AI at Scale: Trust, Systems, and Supercomputing

How can AI systems become both powerful and trustworthy when deployed in critical infrastructure? This question framed Supercomputers for Trusted AI, a dialogue hosted by Swissnex in Japan that brought together two experts with complementary perspectives on the development and deployment of artificial intelligence from ETH Zurich.

On January 26-29, the conference “SCA/HPCAsia 2026” took place in Osaka as the joint edition of SupercomputingAsia (SCA) and the International Conference on High Performance Computing in the Asia-Pacific Region (HPCAsia), gathering some 2,500 participants. Swissnex invited Prof. Dr. Torsten Hoefler (Chief Architect for Machine Learning, CSCS) and Prof. Dr. John Lygeros (Director, NCCR Automation) to explore how AI can move from research environments into real-world systems, focusing on trust, reliability, and the practical challenges of operating at scale.

 

From Data to Computation

Torsten Hoefler opened the discussion approaching AI from the perspective of high-performance computing and AI for science, inviting the audience to take a step back and reflect on how AI systems are built and understood, rather than focusing on applications alone.

Drawing a historical analogy, Hoefler compared today’s AI systems to early engineering achievements: structures that worked remarkably well long before the underlying theory was fully understood. In a similar way, many AI systems perform impressively despite limited theoretical insight into why they work. This gap between capability and understanding, he suggested, becomes particularly important as systems scale.

He also challenged the familiar idea that “data is the new oil.” While large datasets played a key role in the early development of AI, Hoefler argued that computation has become the defining resource today. The ability to design, operate, and sustain large-scale computing infrastructure increasingly shapes who can push AI research forward.

In this context, he pointed to AI for science as a promising space where machine learning and physics-based models begin to converge, both deeply reliant on supercomputing. Rather than evolving separately, these approaches may benefit from closer interaction.

Control Theory Meets AI Deployment

John Lygeros complemented this view with a systems perspective grounded in the work of NCCR Automation, which focuses on trustworthy automation in domains such as robotics, energy systems, mobility, and industrial processes. He shared examples from real-world testbeds in Swiss communities, where theoretical models meet the realities of deployment, from energy management systems to industrial park development.

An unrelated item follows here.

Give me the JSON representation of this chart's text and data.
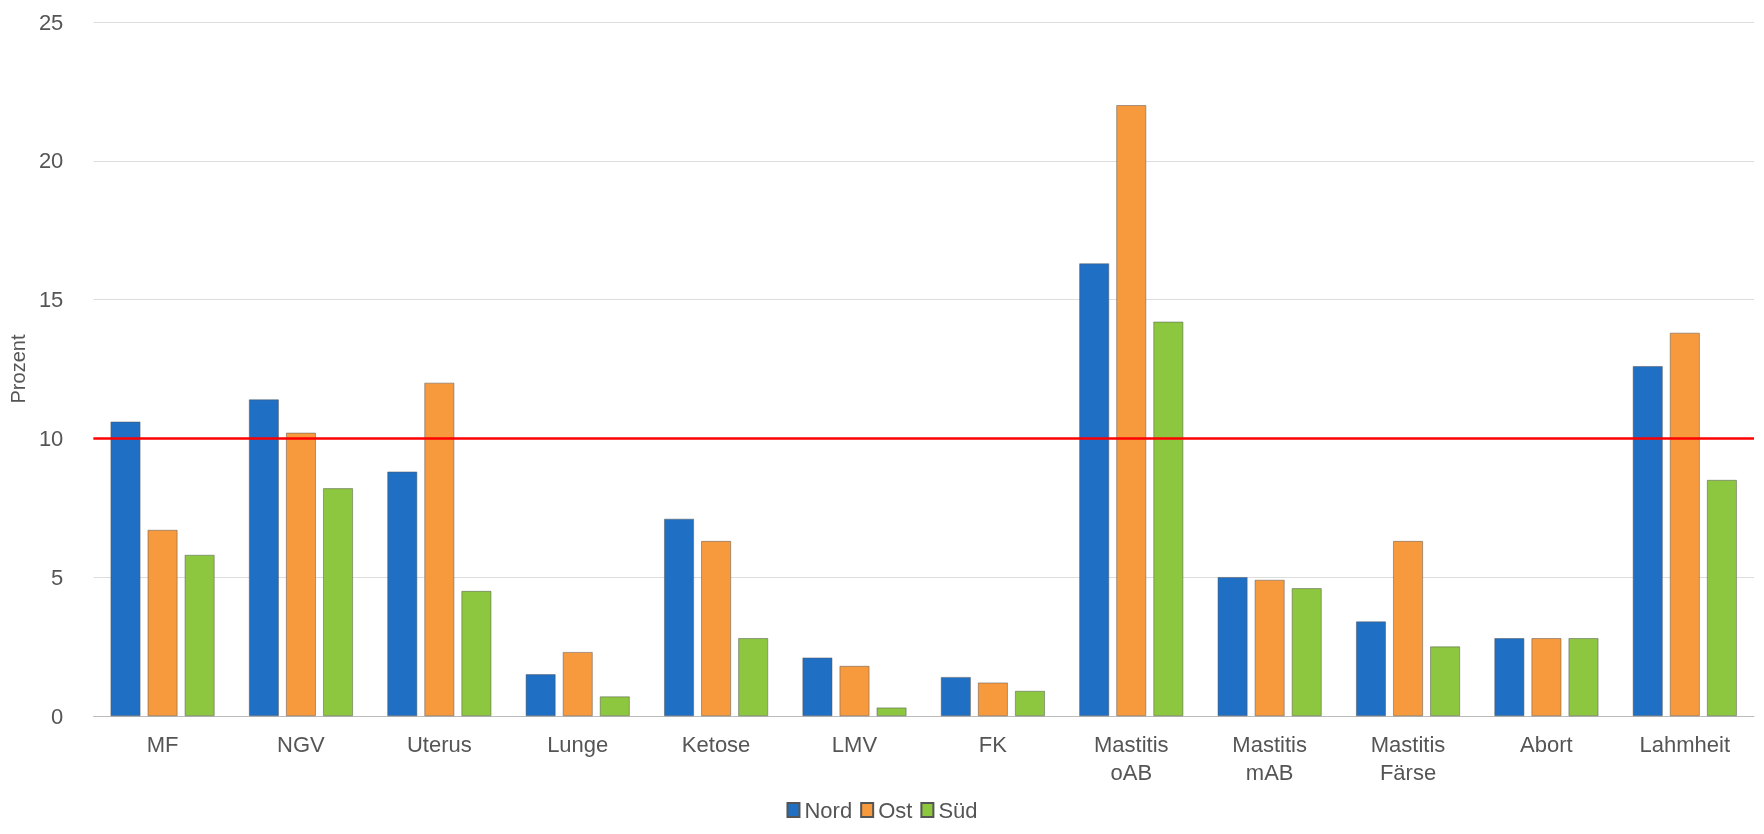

Drawing from his expertise, Lygeros highlighted that deploying AI in operational environments introduces challenges that go beyond model accuracy. Feedback loops, uncertainty, and long-term system behavior all matter, particularly when AI systems begin to interact with each other and with physical infrastructure. One concern raised during the discussion was the amplification of bias and error at scale. As AI systems increasingly generate data that is then used to train new models, small imperfections can compound over time. Understanding and managing these dynamics remains an open challenge.

In response, the dialogue touched on emerging mechanisms aimed at maintaining reliability, such as grounding models in verifiable sources or combining exploratory AI behavior with strong validation constraints, approaches that may become especially relevant in scientific and safety-critical contexts.

Beyond Performance Metrics

The dialogue highlighted how developing trusted AI systems requires thinking beyond model performance. Questions of system-level behavior, feedback dynamics, verification approaches, and infrastructure constraints all shape what is possible as AI moves into real-world applications. By bringing together perspectives from

high-performance computing and control theory, Supercomputers for Trusted AI offered a space where different technical approaches can engage constructively.  As AI systems move toward deployment in infrastructure, conversations that bridge computational capability with systems-level safety thinking become increasingly essential.